Comparison of the cellular effects induced by MMS detected by NAD(P)H assay and comet assay. Depletion of NAD(P)H in EM9-V cells exposed to MMS for 1 h (A), 2 h (B) and 4 h (C). (D) Tail moments were quantified by the comet assay in EM9-V cells immediately after MMS treatment at 0, 0.0059, 0.0117 or 0.0469 mM for 1 h. Results and S.D. are the mean from triplicate samples.

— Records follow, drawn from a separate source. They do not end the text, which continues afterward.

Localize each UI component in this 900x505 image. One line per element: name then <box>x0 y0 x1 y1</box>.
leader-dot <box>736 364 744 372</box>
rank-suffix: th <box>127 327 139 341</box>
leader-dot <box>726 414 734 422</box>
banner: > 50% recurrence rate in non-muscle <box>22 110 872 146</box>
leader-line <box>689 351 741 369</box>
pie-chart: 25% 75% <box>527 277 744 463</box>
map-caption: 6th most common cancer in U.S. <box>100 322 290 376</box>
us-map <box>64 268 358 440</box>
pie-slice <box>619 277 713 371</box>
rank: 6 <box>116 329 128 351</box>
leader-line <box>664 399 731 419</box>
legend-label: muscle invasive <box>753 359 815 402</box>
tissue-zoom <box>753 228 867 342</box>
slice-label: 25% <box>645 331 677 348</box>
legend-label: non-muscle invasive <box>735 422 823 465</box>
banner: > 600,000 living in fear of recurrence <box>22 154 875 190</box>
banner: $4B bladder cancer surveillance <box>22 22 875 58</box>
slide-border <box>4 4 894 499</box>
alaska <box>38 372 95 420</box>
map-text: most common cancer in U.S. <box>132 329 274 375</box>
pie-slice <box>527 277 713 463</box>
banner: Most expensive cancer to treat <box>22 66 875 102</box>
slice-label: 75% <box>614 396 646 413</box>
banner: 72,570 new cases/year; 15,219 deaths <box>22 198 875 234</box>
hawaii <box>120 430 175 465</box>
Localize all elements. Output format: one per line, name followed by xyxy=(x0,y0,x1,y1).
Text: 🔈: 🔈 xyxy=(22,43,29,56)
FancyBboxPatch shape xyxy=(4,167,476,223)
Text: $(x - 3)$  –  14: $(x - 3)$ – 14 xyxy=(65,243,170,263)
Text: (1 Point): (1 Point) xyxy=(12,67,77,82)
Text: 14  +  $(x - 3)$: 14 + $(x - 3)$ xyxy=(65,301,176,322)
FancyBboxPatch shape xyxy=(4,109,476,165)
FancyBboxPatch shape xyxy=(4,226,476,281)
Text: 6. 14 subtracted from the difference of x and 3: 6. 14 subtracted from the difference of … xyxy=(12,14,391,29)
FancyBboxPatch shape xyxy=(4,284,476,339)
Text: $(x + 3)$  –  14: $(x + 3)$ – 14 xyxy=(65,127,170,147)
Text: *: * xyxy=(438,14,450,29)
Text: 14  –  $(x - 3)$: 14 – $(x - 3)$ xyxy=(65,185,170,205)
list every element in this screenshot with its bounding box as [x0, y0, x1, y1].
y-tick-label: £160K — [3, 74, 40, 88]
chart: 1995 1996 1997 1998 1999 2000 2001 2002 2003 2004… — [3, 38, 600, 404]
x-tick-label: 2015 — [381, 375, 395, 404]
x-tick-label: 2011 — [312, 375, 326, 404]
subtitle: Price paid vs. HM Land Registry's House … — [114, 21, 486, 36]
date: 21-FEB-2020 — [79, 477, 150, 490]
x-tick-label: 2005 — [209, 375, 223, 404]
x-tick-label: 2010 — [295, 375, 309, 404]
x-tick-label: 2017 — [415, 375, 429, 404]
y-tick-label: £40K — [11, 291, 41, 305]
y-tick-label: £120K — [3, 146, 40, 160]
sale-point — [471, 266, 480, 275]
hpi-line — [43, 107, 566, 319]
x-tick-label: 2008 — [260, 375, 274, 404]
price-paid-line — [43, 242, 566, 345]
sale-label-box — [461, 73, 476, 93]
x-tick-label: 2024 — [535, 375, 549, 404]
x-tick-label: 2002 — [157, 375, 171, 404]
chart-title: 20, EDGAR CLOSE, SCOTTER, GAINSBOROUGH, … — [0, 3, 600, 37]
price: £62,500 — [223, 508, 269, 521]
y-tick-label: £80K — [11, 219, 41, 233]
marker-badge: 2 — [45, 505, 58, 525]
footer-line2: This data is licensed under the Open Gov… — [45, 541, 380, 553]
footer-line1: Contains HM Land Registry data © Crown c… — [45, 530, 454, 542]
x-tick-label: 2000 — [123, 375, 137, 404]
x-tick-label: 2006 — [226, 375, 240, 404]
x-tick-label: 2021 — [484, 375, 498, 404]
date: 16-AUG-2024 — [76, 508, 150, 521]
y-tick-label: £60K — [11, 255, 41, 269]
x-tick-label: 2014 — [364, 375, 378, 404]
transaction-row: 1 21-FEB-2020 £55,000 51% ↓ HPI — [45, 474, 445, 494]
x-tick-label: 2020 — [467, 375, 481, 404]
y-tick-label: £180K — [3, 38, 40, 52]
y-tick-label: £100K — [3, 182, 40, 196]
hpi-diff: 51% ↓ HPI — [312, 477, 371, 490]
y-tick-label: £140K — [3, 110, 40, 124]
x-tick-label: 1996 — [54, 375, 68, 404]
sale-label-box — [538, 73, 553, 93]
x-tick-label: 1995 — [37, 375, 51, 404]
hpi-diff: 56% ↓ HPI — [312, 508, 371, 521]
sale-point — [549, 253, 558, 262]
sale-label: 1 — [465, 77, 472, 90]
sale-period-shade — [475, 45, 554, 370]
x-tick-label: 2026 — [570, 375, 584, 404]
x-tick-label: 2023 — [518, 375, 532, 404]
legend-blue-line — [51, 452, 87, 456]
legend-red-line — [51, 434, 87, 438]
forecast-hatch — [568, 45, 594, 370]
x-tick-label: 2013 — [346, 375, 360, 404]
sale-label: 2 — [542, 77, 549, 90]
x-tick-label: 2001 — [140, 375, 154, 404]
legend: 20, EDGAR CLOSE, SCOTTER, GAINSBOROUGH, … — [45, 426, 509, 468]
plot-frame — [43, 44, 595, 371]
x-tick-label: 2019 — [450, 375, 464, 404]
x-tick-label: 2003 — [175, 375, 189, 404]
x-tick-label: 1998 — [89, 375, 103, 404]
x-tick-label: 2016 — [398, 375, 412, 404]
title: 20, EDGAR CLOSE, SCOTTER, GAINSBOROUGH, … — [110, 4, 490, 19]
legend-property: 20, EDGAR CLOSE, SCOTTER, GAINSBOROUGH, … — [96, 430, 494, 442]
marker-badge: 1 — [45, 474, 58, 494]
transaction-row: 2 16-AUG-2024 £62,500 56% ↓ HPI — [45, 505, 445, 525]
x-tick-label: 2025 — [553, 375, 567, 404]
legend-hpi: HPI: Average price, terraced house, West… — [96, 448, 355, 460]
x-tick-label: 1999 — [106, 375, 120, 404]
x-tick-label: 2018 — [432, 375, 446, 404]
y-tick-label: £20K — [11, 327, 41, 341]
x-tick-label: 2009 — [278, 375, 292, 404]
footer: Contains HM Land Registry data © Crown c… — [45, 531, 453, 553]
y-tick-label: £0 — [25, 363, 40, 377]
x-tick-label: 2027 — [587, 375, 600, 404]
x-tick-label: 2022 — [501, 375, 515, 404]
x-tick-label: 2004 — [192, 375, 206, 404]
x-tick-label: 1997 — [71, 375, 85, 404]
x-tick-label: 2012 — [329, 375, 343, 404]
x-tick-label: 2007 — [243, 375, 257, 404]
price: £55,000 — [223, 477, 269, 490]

The present data indicate that in addition to NAD+ and ATP depletion, base excision repair, in an effort to counteract DNA alkylation, causes repair-mediated indirect SSB formation, further leading to NAD(P)H depletion through over-activation of PARP-1. By monitoring the intracellular NAD(P)H level, we established an indirect qualitative assay to assess an imbalance of SSB repair using less than a half million cells within 4 h. As far as we know, this is the first real-time assay to be able to monitor DNA damage present in living cells. The sensitivity of this assay appears to be equivalent to that of DNA damage induced by MMS determined by the comet assay. As described above, this assay can monitor PARP-1 activation through the depletion of intracellular NAD(P)H levels using living cells and does not require either DNA extraction or alkaline treatment, which could potentially introduce artifactual SSB formation during sample processing. However, it is noteworthy that this assay is an indirect method to monitor an accumulation of SSBs; therefore, it is necessary to confirm whether the decrement of intracellular NAD(P)H is due to NAD+ consumption by PARP-1. We believe that this assay may be applicable to elucidating the mechanism of action of DNA damaging agents and the screening for potential chemotherapeutic as well as chemopreventive agents. Furthermore, due to its convenience and high sensitivity, this assay can also be applicable to cell samples from large-scale population-based studies. While the BER pathway is one of the essential repair systems to eliminate DNA lesions induced by endogenous and exogenous agents, there is limited evidence indicating the association between the existence of a human population with a BER deficiency and genesis of cancer (31). This assay has the potential to be able to demonstrate that there is a wide variation in the capacity of the BER pathway in the human population through a large-scale study and could provide critical evidence regarding cancer-susceptible populations who repair oxidized and alkylated DNA lesions less efficiently.